Five Years (almost) in the Garden


Your memory feels like home to me. 
So whenever my mind wanders, 
it always finds its way  
back to you.

~ Ranata Suzuki

2-8-2026

It seems I lost access to this blog right about the time I took these photos.  I'm so glad to have them to look at now as I am in the deep darkness of winter. We are just past the hard freeze (with frozen sleet). The icy surfaces kept me home for five days. Now everything looks dead. Many things ARE dead, but I won't know the extent of it until April.

<SIGH> There is always more work than I intended. Sometimes plants surprise me. That's part of the joy of gardening.

The mowers have sent an electronic message that it is time to begin their regular visits. After the snow, we have nothing to mow. I have been watching the roundels of the bluebonnets in the front yard and know I'll need to flag those before anyone starts an engine.  

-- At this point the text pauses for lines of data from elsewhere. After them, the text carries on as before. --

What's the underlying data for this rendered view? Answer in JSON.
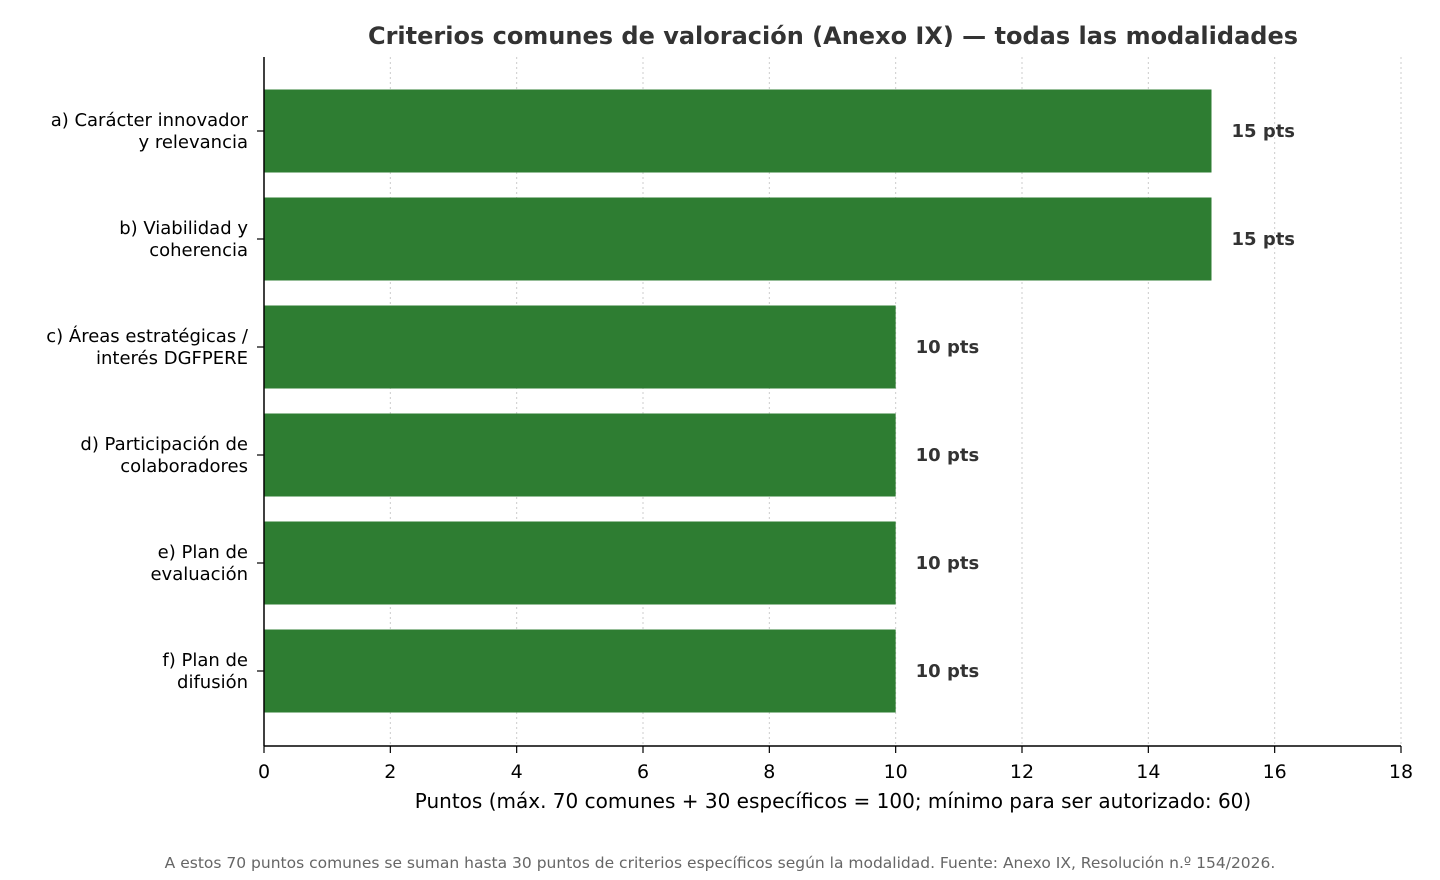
{
  "chart_data": {
    "type": "bar",
    "orientation": "horizontal",
    "title": "Criterios comunes de valoración (Anexo IX) — todas las modalidades",
    "xlabel": "Puntos (máx. 70 comunes + 30 específicos = 100; mínimo para ser autorizado: 60)",
    "ylabel": "",
    "categories": [
      [
        "a) Carácter innovador",
        "y relevancia"
      ],
      [
        "b) Viabilidad y",
        "coherencia"
      ],
      [
        "c) Áreas estratégicas /",
        "interés DGFPERE"
      ],
      [
        "d) Participación de",
        "colaboradores"
      ],
      [
        "e) Plan de",
        "evaluación"
      ],
      [
        "f) Plan de",
        "difusión"
      ]
    ],
    "values": [
      15,
      15,
      10,
      10,
      10,
      10
    ],
    "data_labels": [
      "15 pts",
      "15 pts",
      "10 pts",
      "10 pts",
      "10 pts",
      "10 pts"
    ],
    "xlim": [
      0,
      18
    ],
    "xticks": [
      0,
      2,
      4,
      6,
      8,
      10,
      12,
      14,
      16,
      18
    ],
    "grid": "vertical dotted",
    "legend": "none",
    "bar_color": "#2e7d32",
    "grid_color": "#cccccc",
    "axis_color": "#000000"
  },
  "footnote": "A estos 70 puntos comunes se suman hasta 30 puntos de criterios específicos según la modalidad. Fuente: Anexo IX, Resolución n.º 154/2026."
}
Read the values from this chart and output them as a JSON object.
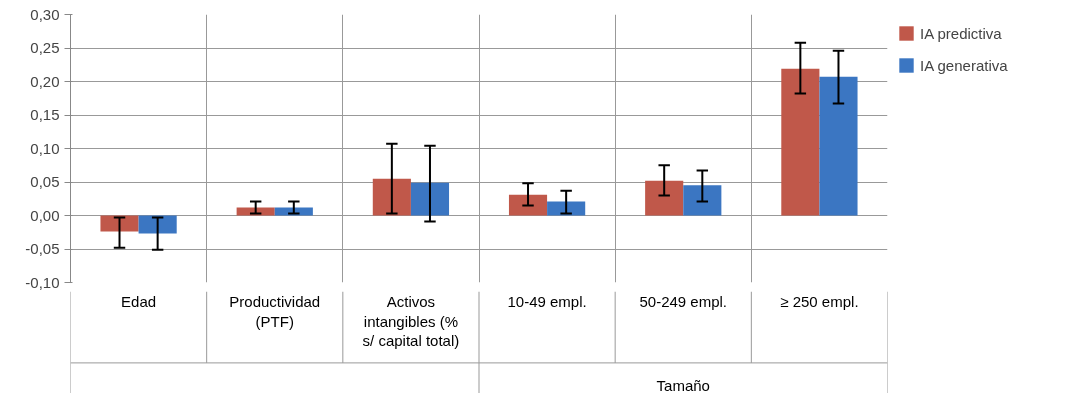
{
  "chart_data": {
    "type": "bar",
    "categories": [
      "Edad",
      "Productividad\n(PTF)",
      "Activos\nintangibles (%\ns/ capital total)",
      "10-49 empl.",
      "50-249 empl.",
      "≥ 250 empl."
    ],
    "series": [
      {
        "name": "IA predictiva",
        "color": "#c0584a",
        "values": [
          -0.024,
          0.012,
          0.055,
          0.031,
          0.052,
          0.219
        ],
        "errors": [
          [
            -0.048,
            -0.003
          ],
          [
            0.003,
            0.021
          ],
          [
            0.003,
            0.107
          ],
          [
            0.015,
            0.048
          ],
          [
            0.03,
            0.075
          ],
          [
            0.182,
            0.258
          ]
        ]
      },
      {
        "name": "IA generativa",
        "color": "#3b76c2",
        "values": [
          -0.027,
          0.012,
          0.049,
          0.021,
          0.045,
          0.207
        ],
        "errors": [
          [
            -0.051,
            -0.003
          ],
          [
            0.003,
            0.021
          ],
          [
            -0.009,
            0.104
          ],
          [
            0.003,
            0.037
          ],
          [
            0.021,
            0.067
          ],
          [
            0.167,
            0.246
          ]
        ]
      }
    ],
    "ylim": [
      -0.1,
      0.3
    ],
    "yticks": [
      {
        "value": -0.1,
        "label": "-0,10"
      },
      {
        "value": -0.05,
        "label": "-0,05"
      },
      {
        "value": 0,
        "label": "0,00"
      },
      {
        "value": 0.05,
        "label": "0,05"
      },
      {
        "value": 0.1,
        "label": "0,10"
      },
      {
        "value": 0.15,
        "label": "0,15"
      },
      {
        "value": 0.2,
        "label": "0,20"
      },
      {
        "value": 0.25,
        "label": "0,25"
      },
      {
        "value": 0.3,
        "label": "0,30"
      }
    ],
    "grid": true,
    "legend": "top right",
    "annotations": [
      "Tamaño"
    ]
  }
}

I think I will spend an hour a day gathering yard waste and gathering my thoughts. 

Maybe I need to start a calendar.

Or maybe I will just look at these photos and dream of May.

Yes, it is more than I can weed, but it photographs bigger than it is.

This is a spot where the "path" was overtaken.

I had planned to note the spring of 2025 by saving photos of blooms and fruits. This was a good start. Maybe 2026 will be more organized (who am I kidding?). 

The garden is beyond what I had imagined and precisely what I suspect DH had in mind when he commented that he was glad we were jumping in with plans for the wild garden in 2020. The garden would be a place of beauty as well as an ongoing project, providing opportunities to experiment, explore, and work. It would provide an outlet during the pandemic and more. It has been.

This was a promise of a bumper crop - and it was.

The fig tree was so full of limbs and leaves! Now I have to prune it . Oh boy. I need to keep the wasps at bay. They chased me away from harvesting towards the end of the season.

I often seems like the mist flowers wait so long to bloom, but maybe they are waiting until it is time for the butterflies to start heading through.

CONEFLOWERS! Funny, the last flower to bloom this year was a purple coneflower.

The tomatoes grew, but were not the variety I wanted. In 2026 I am going back to Juliets

I do count tomato blossoms.

Yarrow

Parsley? 

Straggler Daisy

Pansies!

More pansies!

I may end up with a garden full of Purple Coneflowers...

And that would be just fine.

One of the redbud trees. All the small trees and shrubs that are supposed to grow are now overhead.

The pink double Althea

The elderberry. I get no berries, but it is lovely.

Buttonbush - I was afraid it wouldn't get enough water.

Elderberry buds closeup.

The pink Althea blooms. They are crazy gorgeous.

Buttonbush buds

One of the salvias maybe? I'm not sure

Green thread, maybe? It behoves me to label as I post, no?

Mock Dakota Vervain. We used to call it "wild verbena." It begins blooming early in the spring and continues into late fall. I adore it. 

Is this a false Dandelion?

MDV - wonderful!

Gaura hybrid (so sue me).

Englemann Daisy. I have these in a number of spots.

Gaillardia (fire wheel)

A gorgeous yarrow hybrid. It hides in the back near the back fence

The same yarrow hybrid.

Scabiosa. A variety grows wild in Ireland. So I plant them in the garden to feel connected.